From 2b76b691cbaad7fae6ab7daa4e655ba1b2da4d8f Mon Sep 17 00:00:00 2001
From: biondizzle <biondizzle@gmail.com>
Date: Sun, 24 May 2026 23:29:59 +0000
Subject: [PATCH] fix: block_idx() returns tuple, use [1] for y

---
 dsv4/kernels/attention/fmha.py | 2 +-
 1 file changed, 1 insertion(+), 1 deletion(-)

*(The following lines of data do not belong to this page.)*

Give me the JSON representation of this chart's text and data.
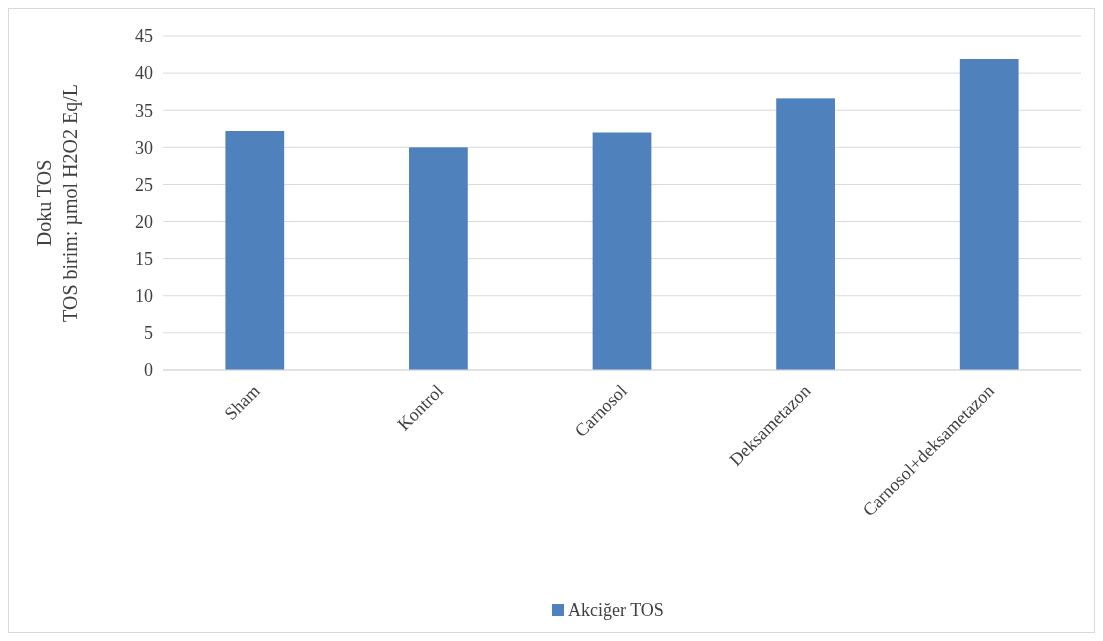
{
  "chart_data": {
    "type": "bar",
    "ylabel": "Doku  TOS\nTOS birim: µmol H2O2 Eq/L",
    "categories": [
      "Sham",
      "Kontrol",
      "Carnosol",
      "Deksametazon",
      "Carnosol+deksametazon"
    ],
    "series": [
      {
        "name": "Akciğer TOS",
        "color": "#4f81bd",
        "values": [
          32.2,
          30,
          32,
          36.6,
          41.9
        ]
      }
    ],
    "ylim": [
      0,
      45
    ],
    "yticks": [
      0,
      5,
      10,
      15,
      20,
      25,
      30,
      35,
      40,
      45
    ],
    "grid": "y",
    "legend": "bottom"
  }
}
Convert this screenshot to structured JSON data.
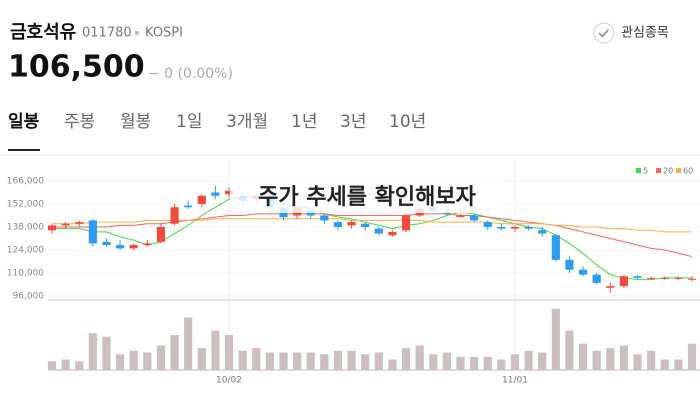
{
  "header": {
    "name": "금호석유",
    "code": "011780",
    "market": "KOSPI",
    "price": "106,500",
    "change": "− 0 (0.00%)",
    "watch_button": "관심종목"
  },
  "tabs": [
    "일봉",
    "주봉",
    "월봉",
    "1일",
    "3개월",
    "1년",
    "3년",
    "10년"
  ],
  "selected_tab": 0,
  "caption": "주가 추세를 확인해보자",
  "chart_data": {
    "type": "candlestick",
    "up_color": "#f04b3c",
    "down_color": "#2f9bf0",
    "volume_color": "#cbbfbf",
    "ylim": [
      96000,
      166000
    ],
    "yticks": [
      {
        "value": 96000,
        "label": "96,000"
      },
      {
        "value": 110000,
        "label": "110,000"
      },
      {
        "value": 124000,
        "label": "124,000"
      },
      {
        "value": 138000,
        "label": "138,000"
      },
      {
        "value": 152000,
        "label": "152,000"
      },
      {
        "value": 166000,
        "label": "166,000"
      }
    ],
    "xlim": [
      0,
      47
    ],
    "xticks": [
      {
        "value": 13,
        "label": "10/02"
      },
      {
        "value": 34,
        "label": "11/01"
      }
    ],
    "open": [
      136000,
      139000,
      140000,
      142000,
      129000,
      127000,
      125000,
      127000,
      129000,
      140000,
      151000,
      152000,
      159000,
      158000,
      157000,
      155000,
      157000,
      150000,
      145000,
      148000,
      145000,
      141000,
      139000,
      140000,
      137000,
      133000,
      136000,
      145000,
      150000,
      147000,
      144000,
      145000,
      141000,
      138000,
      137000,
      138000,
      136000,
      133000,
      118000,
      112000,
      109000,
      101000,
      102000,
      108000,
      107000,
      107000,
      107000,
      106000
    ],
    "high": [
      140000,
      141000,
      142000,
      143000,
      131000,
      130000,
      128000,
      130000,
      140000,
      152000,
      154000,
      158000,
      163000,
      162000,
      159000,
      158000,
      158000,
      152000,
      151000,
      149000,
      146000,
      142000,
      142000,
      141000,
      138000,
      136000,
      146000,
      150000,
      153000,
      149000,
      146000,
      146000,
      142000,
      140000,
      139000,
      139000,
      138000,
      134000,
      120000,
      114000,
      110000,
      104000,
      109000,
      109000,
      108000,
      108000,
      108000,
      108000
    ],
    "low": [
      134000,
      137000,
      138000,
      126000,
      126000,
      124000,
      124000,
      126000,
      128000,
      139000,
      149000,
      150000,
      155000,
      156000,
      152000,
      153000,
      148000,
      142000,
      143000,
      143000,
      140000,
      136000,
      137000,
      136000,
      133000,
      132000,
      135000,
      144000,
      147000,
      145000,
      144000,
      141000,
      136000,
      136000,
      135000,
      136000,
      132000,
      117000,
      110000,
      108000,
      103000,
      98000,
      101000,
      106000,
      106000,
      106000,
      106000,
      105000
    ],
    "close": [
      139000,
      140000,
      141000,
      128000,
      127000,
      125000,
      127000,
      128000,
      138000,
      150000,
      150000,
      157000,
      157000,
      160000,
      154000,
      157000,
      150000,
      144000,
      150000,
      145000,
      142000,
      138000,
      141000,
      138000,
      134000,
      135000,
      145000,
      149000,
      148000,
      146000,
      145000,
      142000,
      138000,
      137000,
      138000,
      137000,
      134000,
      118000,
      112000,
      109000,
      104000,
      102000,
      108000,
      107000,
      107000,
      107000,
      107000,
      106500
    ],
    "y2lim": [
      0,
      80
    ],
    "volume": [
      10,
      12,
      10,
      42,
      38,
      18,
      22,
      20,
      28,
      40,
      60,
      25,
      45,
      40,
      22,
      25,
      20,
      20,
      20,
      20,
      18,
      22,
      22,
      18,
      20,
      12,
      25,
      28,
      18,
      20,
      15,
      15,
      15,
      12,
      18,
      22,
      20,
      70,
      45,
      30,
      22,
      25,
      28,
      18,
      22,
      12,
      12,
      30
    ],
    "series": [
      {
        "name": "5",
        "color": "#4bd24b",
        "values": [
          137000,
          137000,
          137000,
          135000,
          135000,
          132000,
          130000,
          127000,
          129000,
          134000,
          139000,
          145000,
          150000,
          155000,
          156000,
          157000,
          156000,
          152000,
          151000,
          149000,
          146000,
          144000,
          143000,
          141000,
          139000,
          137000,
          139000,
          140000,
          142000,
          145000,
          147000,
          146000,
          144000,
          142000,
          140000,
          138000,
          137000,
          133000,
          128000,
          122000,
          115000,
          109000,
          107000,
          106000,
          106000,
          107000,
          107000,
          107000
        ]
      },
      {
        "name": "20",
        "color": "#f0685a",
        "values": [
          138000,
          138000,
          138000,
          138000,
          138000,
          139000,
          139000,
          140000,
          140000,
          141000,
          142000,
          143000,
          144000,
          145000,
          145000,
          146000,
          146000,
          146000,
          146000,
          146000,
          146000,
          145000,
          145000,
          145000,
          145000,
          145000,
          145000,
          146000,
          146000,
          146000,
          145000,
          145000,
          144000,
          143000,
          142000,
          141000,
          140000,
          139000,
          137000,
          135000,
          133000,
          131000,
          129000,
          127000,
          125000,
          124000,
          122000,
          120000
        ]
      },
      {
        "name": "60",
        "color": "#f5b04f",
        "values": [
          140000,
          140000,
          140000,
          141000,
          141000,
          141000,
          141000,
          142000,
          142000,
          142000,
          142000,
          142000,
          143000,
          143000,
          143000,
          143000,
          143000,
          143000,
          143000,
          143000,
          143000,
          143000,
          142000,
          142000,
          142000,
          142000,
          142000,
          142000,
          141000,
          141000,
          141000,
          141000,
          141000,
          140000,
          140000,
          140000,
          140000,
          139000,
          139000,
          138000,
          138000,
          137000,
          137000,
          136000,
          136000,
          135000,
          135000,
          135000
        ]
      }
    ]
  }
}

diff --git a/dsv4/kernels/attention/fmha.py b/dsv4/kernels/attention/fmha.py
index bd07340f..930bca32 100644
--- a/dsv4/kernels/attention/fmha.py
+++ b/dsv4/kernels/attention/fmha.py
@@ -177,7 +177,7 @@ class FmhaKernel:
         sP = smem.allocate_tensor(element_type=self.q_dtype,layout=_p_layout,byte_alignment=128,swizzle=_p_swizzle)
 
         # D2: Multi-CTA grid. Use block_idx_y to select Q and O for this CTA's head.
-        head_cta_idx = cute.arch.block_idx(dim=1)  # block_idx_y
+        _bidx, head_cta_idx, _bidz = cute.arch.block_idx()  # grid=(1, num_ctas, 1)
 
         # Q: if num_ctas > 1, mQ has a head dimension. local_tile indexes into it.
         # K/V: shared (MQA), always coordinate 0.